Ero in camera mia quando sentii delle voci al piano di sotto, mamma era tornata. Non scesi a salutarla, avevo paura mi scoprisse con la lingua bucata, così rimasi al piano di sopra. - "Mi sto mettendo a dormire, buonanotte!" - Urlai, in modo che potesse sentire anche mia madre che era ancora al piano di sotto con mio fratello.
- "Non mangi con noi nemmeno stasera?"
- "Non ho fame."
Ma la fame mi sarebbe presto venuta.. Cominciai a girarmi una canna; le mie mani sembrano fatte proprio per quello, me la cavavo piuttosto bene. Cominciai a fumare, qualche tiro me lo lasciai volutamente per la mattina dopo. Spensi la luce e crollai in un sonno profondo.

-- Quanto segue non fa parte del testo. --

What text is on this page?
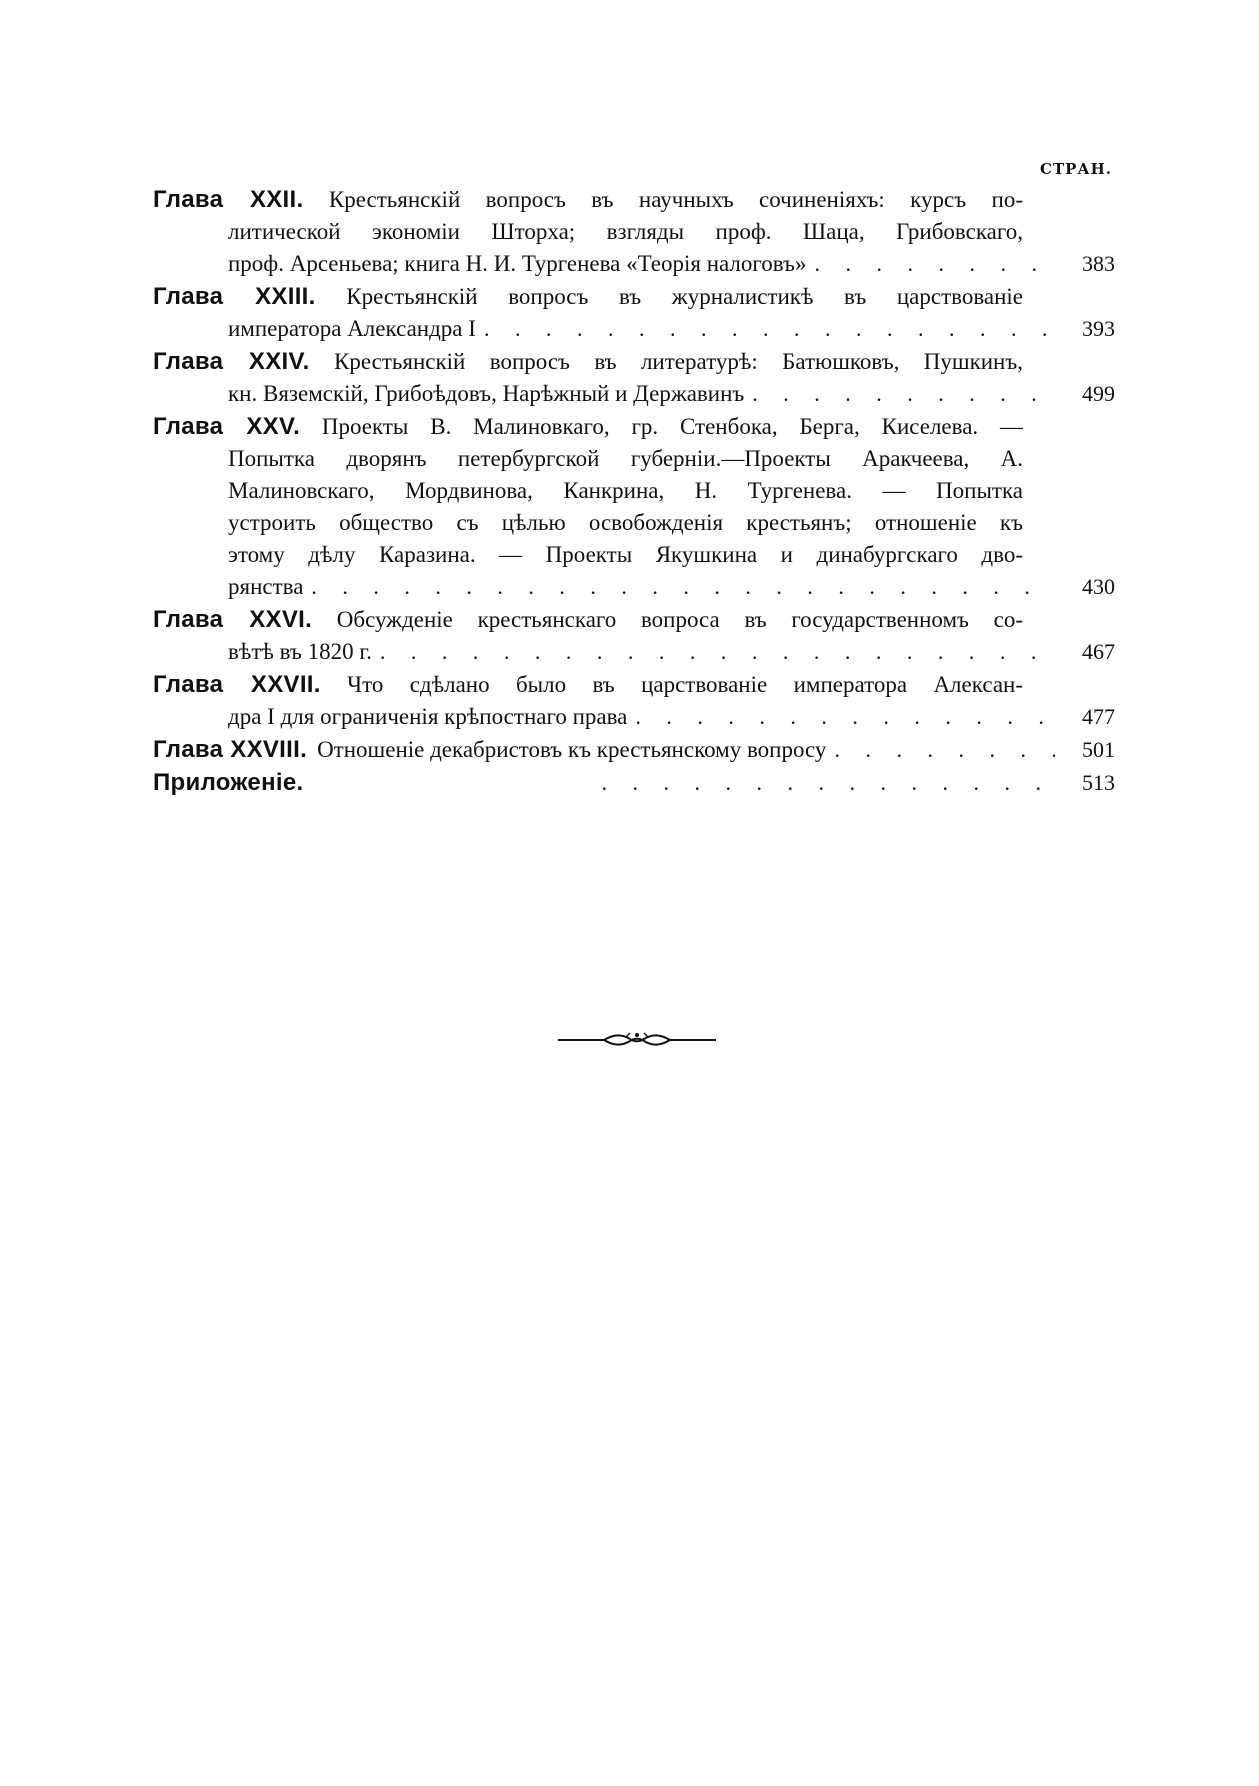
СТРАН.
Глава XXII. Крестьянскій вопросъ въ научныхъ сочиненіяхъ: курсъ по-
литической экономіи Шторха; взгляды проф. Шаца, Грибовскаго,
проф. Арсеньева; книга Н. И. Тургенева «Теорія налоговъ» . . .	383
Глава XXIII. Крестьянскій вопросъ въ журналистикѣ въ царствованіе
императора Александра I . . .	393
Глава XXIV. Крестьянскій вопросъ въ литературѣ: Батюшковъ, Пушкинъ,
кн. Вяземскій, Грибоѣдовъ, Нарѣжный и Державинъ . . .	499
Глава XXV. Проекты В. Малиновкаго, гр. Стенбока, Берга, Киселева. —
Попытка дворянъ петербургской губерніи.—Проекты Аракчеева, А.
Малиновскаго, Мордвинова, Канкрина, Н. Тургенева. — Попытка
устроить общество съ цѣлью освобожденія крестьянъ; отношеніе къ
этому дѣлу Каразина. — Проекты Якушкина и динабургскаго дво-
рянства . . .	430
Глава XXVI. Обсужденіе крестьянскаго вопроса въ государственномъ со-
вѣтѣ въ 1820 г. . . .	467
Глава XXVII. Что сдѣлано было въ царствованіе императора Алексан-
дра I для ограниченія крѣпостнаго права . . .	477
Глава XXVIII. Отношеніе декабристовъ къ крестьянскому вопросу . . .	501
Приложеніе. . . .	513
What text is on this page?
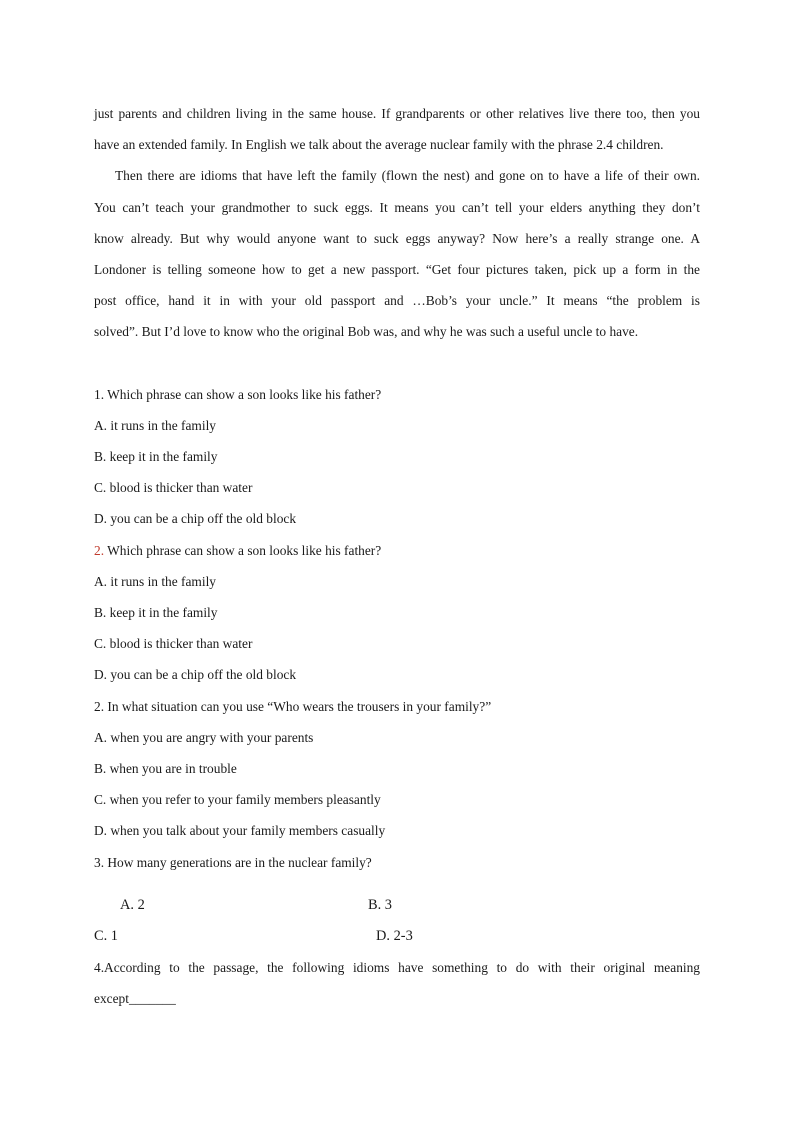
just parents and children living in the same house. If grandparents or other relatives live there too, then you
have an extended family. In English we talk about the average nuclear family with the phrase 2.4 children.
Then there are idioms that have left the family (flown the nest) and gone on to have a life of their own.
You can’t teach your grandmother to suck eggs. It means you can’t tell your elders anything they don’t
know already. But why would anyone want to suck eggs anyway? Now here’s a really strange one. A
Londoner is telling someone how to get a new passport. “Get four pictures taken, pick up a form in the
post office, hand it in with your old passport and …Bob’s your uncle.” It means “the problem is
solved”. But I’d love to know who the original Bob was, and why he was such a useful uncle to have.
1. Which phrase can show a son looks like his father?
A. it runs in the family
B. keep it in the family
C. blood is thicker than water
D. you can be a chip off the old block
2. Which phrase can show a son looks like his father?
A. it runs in the family
B. keep it in the family
C. blood is thicker than water
D. you can be a chip off the old block
2. In what situation can you use “Who wears the trousers in your family?”
A. when you are angry with your parents
B. when you are in trouble
C. when you refer to your family members pleasantly
D. when you talk about your family members casually
3. How many generations are in the nuclear family?
A. 2	B. 3
C. 1	D. 2-3
4.According to the passage, the following idioms have something to do with their original meaning
except_______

- "Gio, svegliati! Ma ieri sera l'hai messa la sveglia?" - Era mio fratello a parlare, già lavato, vestito e pettinato.
- "Cazzo! Dovevi svegliarmi prima, cazzo Nathan, cazzo. - Cominciai a urlare. Anche questa mattina farò tardi, pensai. Saltai giù dal letto, spinsi via mio fratello che mi si era posto davanti, come per bloccarmi dall'uscire dalla stanza. - "Cos'è quella?" Mi chiese.
- "Una canna" - Gli risposi, dopodiché presi al volo le mie cose e corsi in bagno. Spogliatami l'occhio mi cadde sulle mie braccia, e quei segni erano ancora lì. Cazzo, erano sempre lì, non avevano intenzione di andarsene; sembravano un po' come i miei incubi, come i miei brutti pensieri, che erano sempre lì, pronti a farsi sempre rivedere, pronti sempre a tornare.